Auch ein Plan B braucht ein Backup

Ich habe in den letzten Tagen festgestellt, dass es für manche Träger im Gesundheits- und Sozialsektor schwer ist, sich auf die aktuelle Bedrohungslage wirklich einzulassen. Die dringendstens Herausforderungen der aktuellen Krisen-Situation werden zwar gut umgesetzt, aber die klassischen Management-Strukturen sind damit schon komplett ausgelastet.

Und das ist auch verständlich: Die Prozesse laufen trotz der aktuellen Belastung und wir haben es geschafft, die wichtigsten Strukturen zu stabilisieren und wo es geht gemeinsam behelfsmäßig zu digitalisieren. Aber ich befürchte, dass ist nur die halbe Miete. Denn: Allen Prognosen zufolge befinden wir uns immer noch auf der exponentiellen Aufwärtskurve der Corona-Infektionen und die Situation wird sich weiter zuspitzen. Ausgangssperren werden nicht mehr ausgeschlossen, die Belastung des medizinischen und Pflegepersonals steigt zunehmend. Und die der technischen Infrastruktur auch.

Sicherlich, die Lage entwickelt sich extrem schnell und jeder Tag ist eine neue Herausforderung. Aber wir dürfen nicht damit zufrieden sein, dass man nur von Tag zu Tag denkt und auf aktuelle Gegebenheiten reagiert. Im Gegenteil! Die logische Konsequenz aus der schnellen Abfolge neuer Eskalationsstufen muss sein, immer einen Schritt weiter zu denken und hypothetische Worst-Case-Szenarien zu entwerfen. Die Verantwortlichen in den Pflegeeinrichtungen müssen versuchen, der Krise einen Schritt voraus zu sein.

Konkret meine ich: Mit einem Plan ist es nicht getan, man braucht auch noch einen Plan B.

Jedes (Verwaltungs-) System kann ausfallen. Weil das notwendige Personal nicht mehr arbeiten kann, weil (medizinische oder technische) Ausstattung fehlt oder weil die IT-Infrastruktur für eine bestimmte Nutzung nicht ausgelegt ist.
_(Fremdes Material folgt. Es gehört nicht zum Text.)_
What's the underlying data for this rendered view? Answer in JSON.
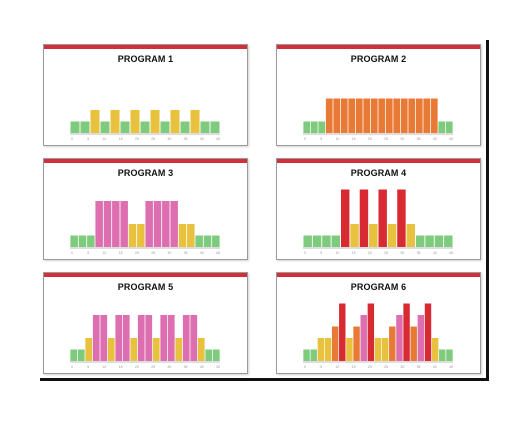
{
  "colors": {
    "green": "#7ecb7e",
    "yellow": "#e8c13e",
    "orange": "#e87a35",
    "pink": "#dd6fb0",
    "red": "#d82a33",
    "header": "#d32f3b",
    "axis": "#bbbbbb"
  },
  "chart_data": [
    {
      "type": "bar",
      "title": "PROGRAM 1",
      "x_ticks": [
        "0",
        "5",
        "10",
        "15",
        "20",
        "25",
        "30",
        "35",
        "40",
        "45"
      ],
      "bars": [
        {
          "v": 1,
          "c": "green"
        },
        {
          "v": 1,
          "c": "green"
        },
        {
          "v": 2,
          "c": "yellow"
        },
        {
          "v": 1,
          "c": "green"
        },
        {
          "v": 2,
          "c": "yellow"
        },
        {
          "v": 1,
          "c": "green"
        },
        {
          "v": 2,
          "c": "yellow"
        },
        {
          "v": 1,
          "c": "green"
        },
        {
          "v": 2,
          "c": "yellow"
        },
        {
          "v": 1,
          "c": "green"
        },
        {
          "v": 2,
          "c": "yellow"
        },
        {
          "v": 1,
          "c": "green"
        },
        {
          "v": 2,
          "c": "yellow"
        },
        {
          "v": 1,
          "c": "green"
        },
        {
          "v": 1,
          "c": "green"
        }
      ]
    },
    {
      "type": "bar",
      "title": "PROGRAM 2",
      "x_ticks": [
        "0",
        "5",
        "10",
        "15",
        "20",
        "25",
        "30",
        "35",
        "40",
        "45"
      ],
      "bars": [
        {
          "v": 1,
          "c": "green"
        },
        {
          "v": 1,
          "c": "green"
        },
        {
          "v": 1,
          "c": "green"
        },
        {
          "v": 3,
          "c": "orange"
        },
        {
          "v": 3,
          "c": "orange"
        },
        {
          "v": 3,
          "c": "orange"
        },
        {
          "v": 3,
          "c": "orange"
        },
        {
          "v": 3,
          "c": "orange"
        },
        {
          "v": 3,
          "c": "orange"
        },
        {
          "v": 3,
          "c": "orange"
        },
        {
          "v": 3,
          "c": "orange"
        },
        {
          "v": 3,
          "c": "orange"
        },
        {
          "v": 3,
          "c": "orange"
        },
        {
          "v": 3,
          "c": "orange"
        },
        {
          "v": 3,
          "c": "orange"
        },
        {
          "v": 3,
          "c": "orange"
        },
        {
          "v": 3,
          "c": "orange"
        },
        {
          "v": 3,
          "c": "orange"
        },
        {
          "v": 1,
          "c": "green"
        },
        {
          "v": 1,
          "c": "green"
        }
      ]
    },
    {
      "type": "bar",
      "title": "PROGRAM 3",
      "x_ticks": [
        "0",
        "5",
        "10",
        "15",
        "20",
        "25",
        "30",
        "35",
        "40",
        "45"
      ],
      "bars": [
        {
          "v": 1,
          "c": "green"
        },
        {
          "v": 1,
          "c": "green"
        },
        {
          "v": 1,
          "c": "green"
        },
        {
          "v": 4,
          "c": "pink"
        },
        {
          "v": 4,
          "c": "pink"
        },
        {
          "v": 4,
          "c": "pink"
        },
        {
          "v": 4,
          "c": "pink"
        },
        {
          "v": 2,
          "c": "yellow"
        },
        {
          "v": 2,
          "c": "yellow"
        },
        {
          "v": 4,
          "c": "pink"
        },
        {
          "v": 4,
          "c": "pink"
        },
        {
          "v": 4,
          "c": "pink"
        },
        {
          "v": 4,
          "c": "pink"
        },
        {
          "v": 2,
          "c": "yellow"
        },
        {
          "v": 2,
          "c": "yellow"
        },
        {
          "v": 1,
          "c": "green"
        },
        {
          "v": 1,
          "c": "green"
        },
        {
          "v": 1,
          "c": "green"
        }
      ]
    },
    {
      "type": "bar",
      "title": "PROGRAM 4",
      "x_ticks": [
        "0",
        "5",
        "10",
        "15",
        "20",
        "25",
        "30",
        "35",
        "40",
        "45"
      ],
      "bars": [
        {
          "v": 1,
          "c": "green"
        },
        {
          "v": 1,
          "c": "green"
        },
        {
          "v": 1,
          "c": "green"
        },
        {
          "v": 1,
          "c": "green"
        },
        {
          "v": 5,
          "c": "red"
        },
        {
          "v": 2,
          "c": "yellow"
        },
        {
          "v": 5,
          "c": "red"
        },
        {
          "v": 2,
          "c": "yellow"
        },
        {
          "v": 5,
          "c": "red"
        },
        {
          "v": 2,
          "c": "yellow"
        },
        {
          "v": 5,
          "c": "red"
        },
        {
          "v": 2,
          "c": "yellow"
        },
        {
          "v": 1,
          "c": "green"
        },
        {
          "v": 1,
          "c": "green"
        },
        {
          "v": 1,
          "c": "green"
        },
        {
          "v": 1,
          "c": "green"
        }
      ]
    },
    {
      "type": "bar",
      "title": "PROGRAM 5",
      "x_ticks": [
        "0",
        "5",
        "10",
        "15",
        "20",
        "25",
        "30",
        "35",
        "40",
        "45"
      ],
      "bars": [
        {
          "v": 1,
          "c": "green"
        },
        {
          "v": 1,
          "c": "green"
        },
        {
          "v": 2,
          "c": "yellow"
        },
        {
          "v": 4,
          "c": "pink"
        },
        {
          "v": 4,
          "c": "pink"
        },
        {
          "v": 2,
          "c": "yellow"
        },
        {
          "v": 4,
          "c": "pink"
        },
        {
          "v": 4,
          "c": "pink"
        },
        {
          "v": 2,
          "c": "yellow"
        },
        {
          "v": 4,
          "c": "pink"
        },
        {
          "v": 4,
          "c": "pink"
        },
        {
          "v": 2,
          "c": "yellow"
        },
        {
          "v": 4,
          "c": "pink"
        },
        {
          "v": 4,
          "c": "pink"
        },
        {
          "v": 2,
          "c": "yellow"
        },
        {
          "v": 4,
          "c": "pink"
        },
        {
          "v": 4,
          "c": "pink"
        },
        {
          "v": 2,
          "c": "yellow"
        },
        {
          "v": 1,
          "c": "green"
        },
        {
          "v": 1,
          "c": "green"
        }
      ]
    },
    {
      "type": "bar",
      "title": "PROGRAM 6",
      "x_ticks": [
        "0",
        "5",
        "10",
        "15",
        "20",
        "25",
        "30",
        "35",
        "40",
        "45"
      ],
      "bars": [
        {
          "v": 1,
          "c": "green"
        },
        {
          "v": 1,
          "c": "green"
        },
        {
          "v": 2,
          "c": "yellow"
        },
        {
          "v": 2,
          "c": "yellow"
        },
        {
          "v": 3,
          "c": "orange"
        },
        {
          "v": 5,
          "c": "red"
        },
        {
          "v": 2,
          "c": "yellow"
        },
        {
          "v": 3,
          "c": "orange"
        },
        {
          "v": 4,
          "c": "pink"
        },
        {
          "v": 5,
          "c": "red"
        },
        {
          "v": 2,
          "c": "yellow"
        },
        {
          "v": 2,
          "c": "yellow"
        },
        {
          "v": 3,
          "c": "orange"
        },
        {
          "v": 4,
          "c": "pink"
        },
        {
          "v": 5,
          "c": "red"
        },
        {
          "v": 3,
          "c": "orange"
        },
        {
          "v": 4,
          "c": "pink"
        },
        {
          "v": 5,
          "c": "red"
        },
        {
          "v": 2,
          "c": "yellow"
        },
        {
          "v": 1,
          "c": "green"
        },
        {
          "v": 1,
          "c": "green"
        }
      ]
    }
  ]
}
Je eher eine solche Situation durchdacht wird, desto größer ist auch die Wahrscheinlichkeit, dass man mit einem klaren Kopf Lösungen suchen und finden kann.

Man braucht also zusätzlich eine gedruckte Liste mit allen (aktuellen!) Telefonnummern statt nur der Personalliste im Tourenplanungssystem, SMS-Ketten im ambulanten Bereich wenn zentrale Disponenten ausfallen und – wie auch in Nicht-Krisenzeiten: aktuelle Notfallblätter für jede*n Patient*in unabhängig vom KIS oder Pflegedokumentationssystem. “Backups” also, die hoffentlich nicht zum Einsatz kommen müssen, die aber bei allen Beteiligten Ruhe und Sicherheit vermitteln.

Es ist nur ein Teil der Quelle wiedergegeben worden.